In “The Times Were A’Changing,” Flowers talks about her experience as a student during the Vietnam War. She described the campus as a mixture of the 50’s and the future. Which I think we can all relate to today because what starts here does changes the world.
At the beginning she informs us about how she was one of the few females in her Chemistry lab section and in one of her German classes. By being fearful enough to be one of the only females in her classes already made her a leader, but she did more than that for UT. By 1967 the protests against the Vietnam War began. Students and other individuals who did not belong to the university protested and chanted John Lennon’s song “Give Peace a Chance” (193). A peace movement had begun and everything changed. Many people referred to these protesting individuals as “dirty hippies,” (913) but before anyone knew it, most guys had grown out their hair and the girls had lose hair parted down the middle, including Betty S. Flowers.
I personally would have probably been part of that protesting crowd and I’d probably be found in the “peace rallies” (916) if I would have been alive in the late sixties, but I wasn’t privileged enough to be born yet. Flowers said that all this made people over thirty reject their hippie movement and many students weren’t allowed to go home until they cut their hair.
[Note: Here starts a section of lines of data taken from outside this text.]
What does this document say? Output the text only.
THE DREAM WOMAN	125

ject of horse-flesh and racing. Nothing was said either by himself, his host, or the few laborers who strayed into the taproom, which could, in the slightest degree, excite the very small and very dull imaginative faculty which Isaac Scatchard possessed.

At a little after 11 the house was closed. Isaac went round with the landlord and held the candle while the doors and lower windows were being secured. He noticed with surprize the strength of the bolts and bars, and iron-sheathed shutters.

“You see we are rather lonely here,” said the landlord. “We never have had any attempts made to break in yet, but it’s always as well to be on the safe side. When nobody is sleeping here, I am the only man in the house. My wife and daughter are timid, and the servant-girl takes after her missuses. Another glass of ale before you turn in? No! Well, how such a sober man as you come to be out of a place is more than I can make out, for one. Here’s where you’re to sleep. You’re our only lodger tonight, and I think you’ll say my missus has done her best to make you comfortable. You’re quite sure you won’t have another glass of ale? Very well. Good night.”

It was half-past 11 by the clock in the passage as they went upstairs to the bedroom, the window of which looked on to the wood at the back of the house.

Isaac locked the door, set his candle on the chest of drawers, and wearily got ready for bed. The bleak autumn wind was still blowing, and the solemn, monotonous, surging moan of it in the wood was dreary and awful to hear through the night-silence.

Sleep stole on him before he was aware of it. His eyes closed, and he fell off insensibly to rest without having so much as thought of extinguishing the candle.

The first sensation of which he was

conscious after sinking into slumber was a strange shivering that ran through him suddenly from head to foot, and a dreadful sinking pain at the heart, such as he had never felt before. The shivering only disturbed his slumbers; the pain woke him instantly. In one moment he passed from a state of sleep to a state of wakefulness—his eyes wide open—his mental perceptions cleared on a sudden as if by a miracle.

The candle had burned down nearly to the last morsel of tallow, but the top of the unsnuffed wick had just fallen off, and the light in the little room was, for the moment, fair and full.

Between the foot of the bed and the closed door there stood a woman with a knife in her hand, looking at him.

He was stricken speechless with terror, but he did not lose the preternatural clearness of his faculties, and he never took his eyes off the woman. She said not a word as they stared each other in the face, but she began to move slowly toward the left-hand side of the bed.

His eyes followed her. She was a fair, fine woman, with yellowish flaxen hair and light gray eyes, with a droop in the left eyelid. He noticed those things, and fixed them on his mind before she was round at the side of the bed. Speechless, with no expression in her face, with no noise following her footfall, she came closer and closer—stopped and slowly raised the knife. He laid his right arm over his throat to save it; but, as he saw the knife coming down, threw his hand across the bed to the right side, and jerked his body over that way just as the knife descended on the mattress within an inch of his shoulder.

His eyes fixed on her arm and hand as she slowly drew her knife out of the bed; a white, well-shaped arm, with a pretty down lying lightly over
So what many of them did was rent big houses with many students and lived their crazy life. According to Flowers, “the issues were black and white, and the people you met were either young, long-haired, and against the Vietnam War, or older, short-haired, and against the Vietnam War protestors" (916). The spring of 1970, over 2,000 people protested at the Capitol against the Vietnam War. At that time is was dangerous to be a hippie. “Make Love, Not War” (916) was a famous quote back then.
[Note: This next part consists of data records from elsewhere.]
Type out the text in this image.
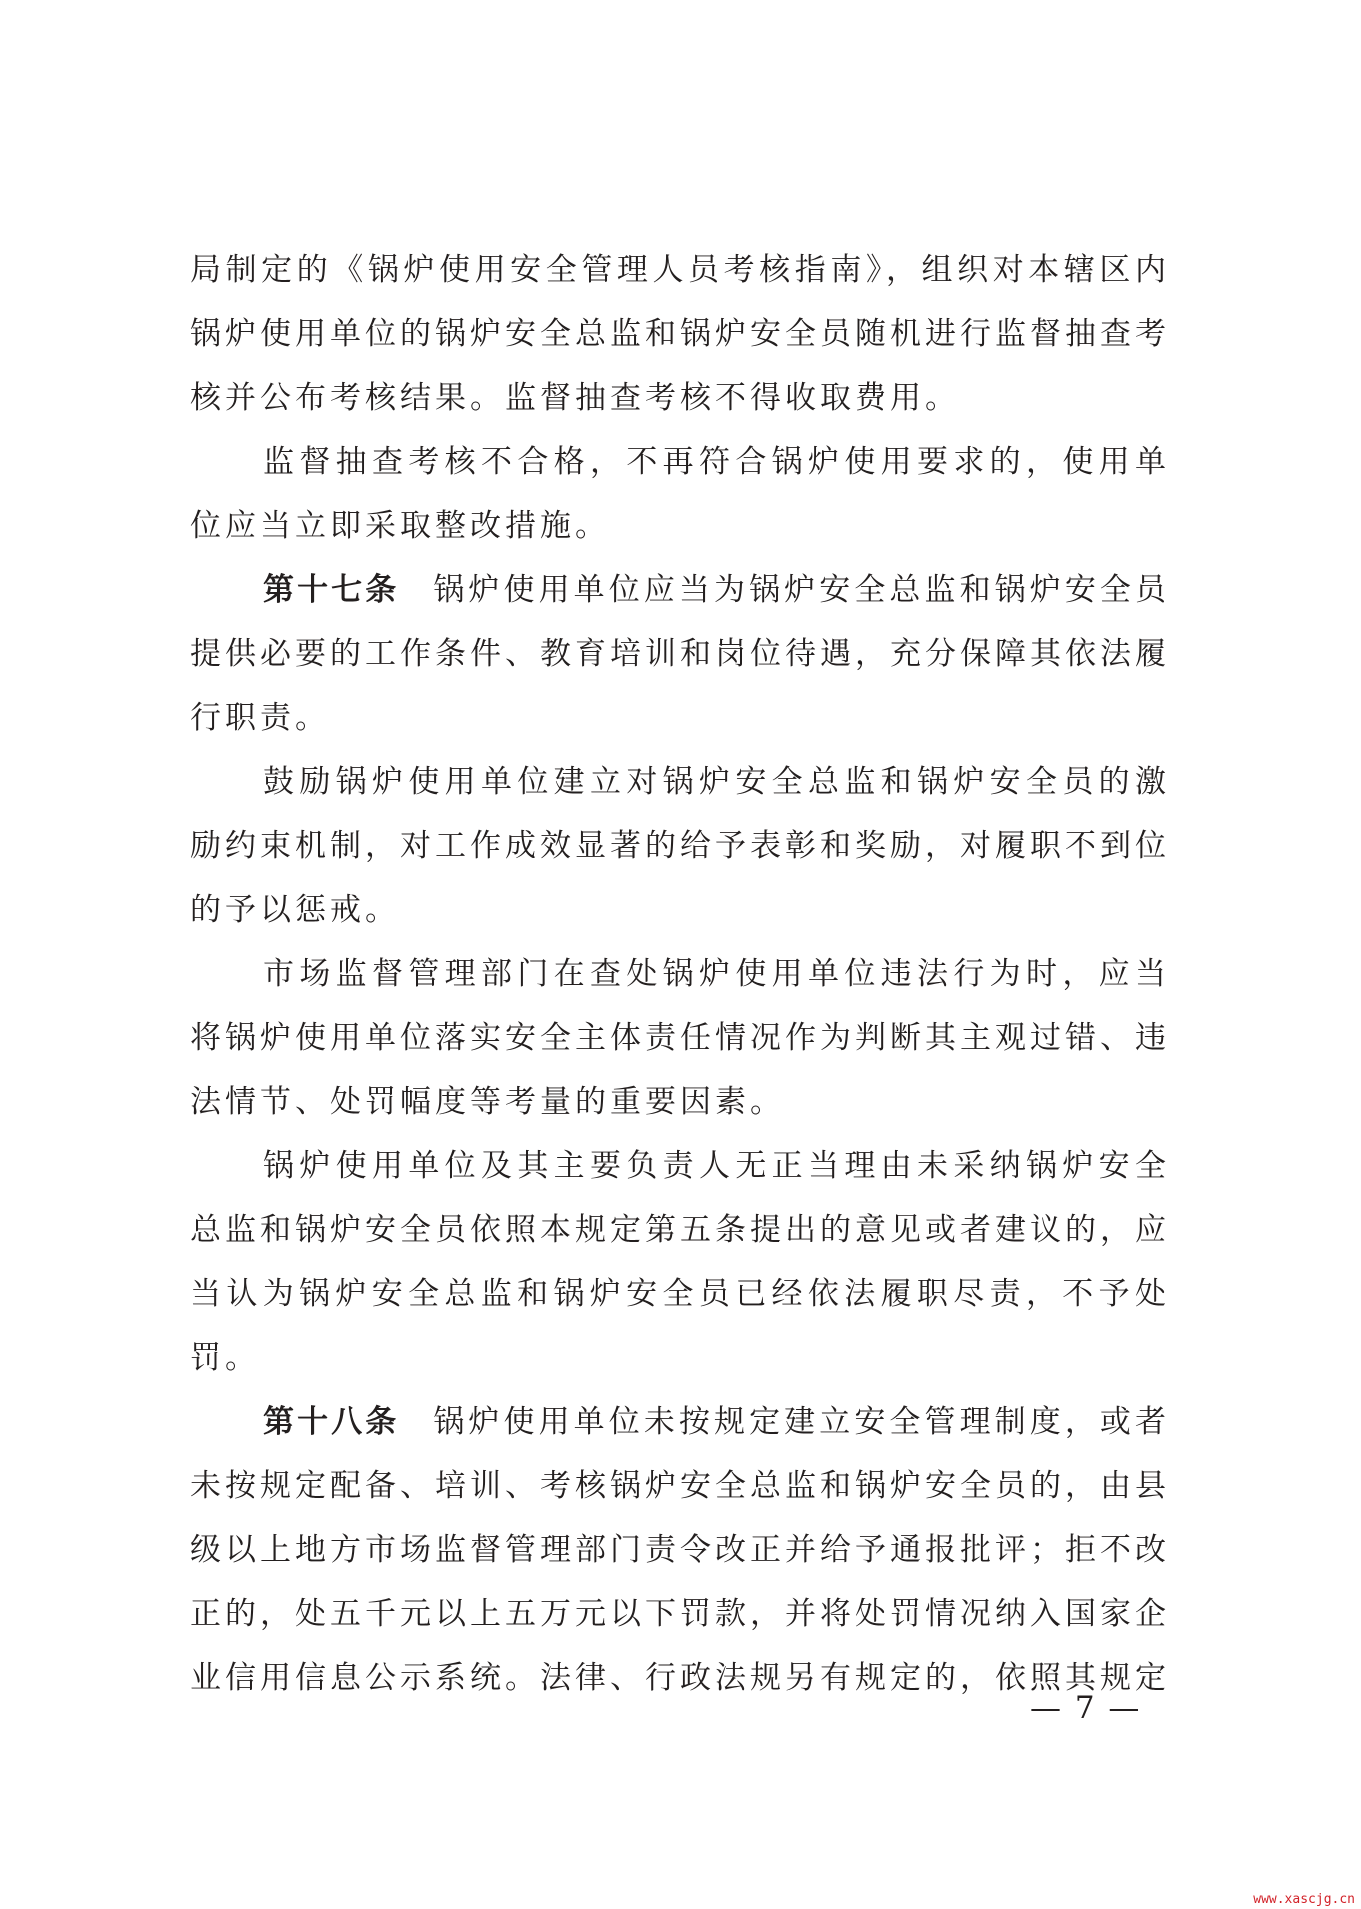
局制定的《锅炉使用安全管理人员考核指南》，组织对本辖区内锅炉使用单位的锅炉安全总监和锅炉安全员随机进行监督抽查考核并公布考核结果。监督抽查考核不得收取费用。

监督抽查考核不合格，不再符合锅炉使用要求的，使用单位应当立即采取整改措施。

第十七条 锅炉使用单位应当为锅炉安全总监和锅炉安全员提供必要的工作条件、教育培训和岗位待遇，充分保障其依法履行职责。

鼓励锅炉使用单位建立对锅炉安全总监和锅炉安全员的激励约束机制，对工作成效显著的给予表彰和奖励，对履职不到位的予以惩戒。

市场监督管理部门在查处锅炉使用单位违法行为时，应当将锅炉使用单位落实安全主体责任情况作为判断其主观过错、违法情节、处罚幅度等考量的重要因素。

锅炉使用单位及其主要负责人无正当理由未采纳锅炉安全总监和锅炉安全员依照本规定第五条提出的意见或者建议的，应当认为锅炉安全总监和锅炉安全员已经依法履职尽责，不予处罚。

第十八条 锅炉使用单位未按规定建立安全管理制度，或者未按规定配备、培训、考核锅炉安全总监和锅炉安全员的，由县级以上地方市场监督管理部门责令改正并给予通报批评；拒不改正的，处五千元以上五万元以下罚款，并将处罚情况纳入国家企业信用信息公示系统。法律、行政法规另有规定的，依照其规定

— 7 —
www.xascjg.cn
Flowers said that The University of Texas in the sixties was not simply a campus experience, but an introduction to the larger world, to issues of war and peace and courage and betrayal and the need to question the values inherited by authority” (916). I would definitely agree with flowers because besides the hard tests they had to deal with a nationwide issue, but no matter what, they did what they believed was right. The University of Texas was where Flowers grew as a student and as a human being. Later she wrote many articles, poems and even a book on Browning. She is an one of the many “children of the sixties” (916) who followed their beliefs, but changed the world somehow.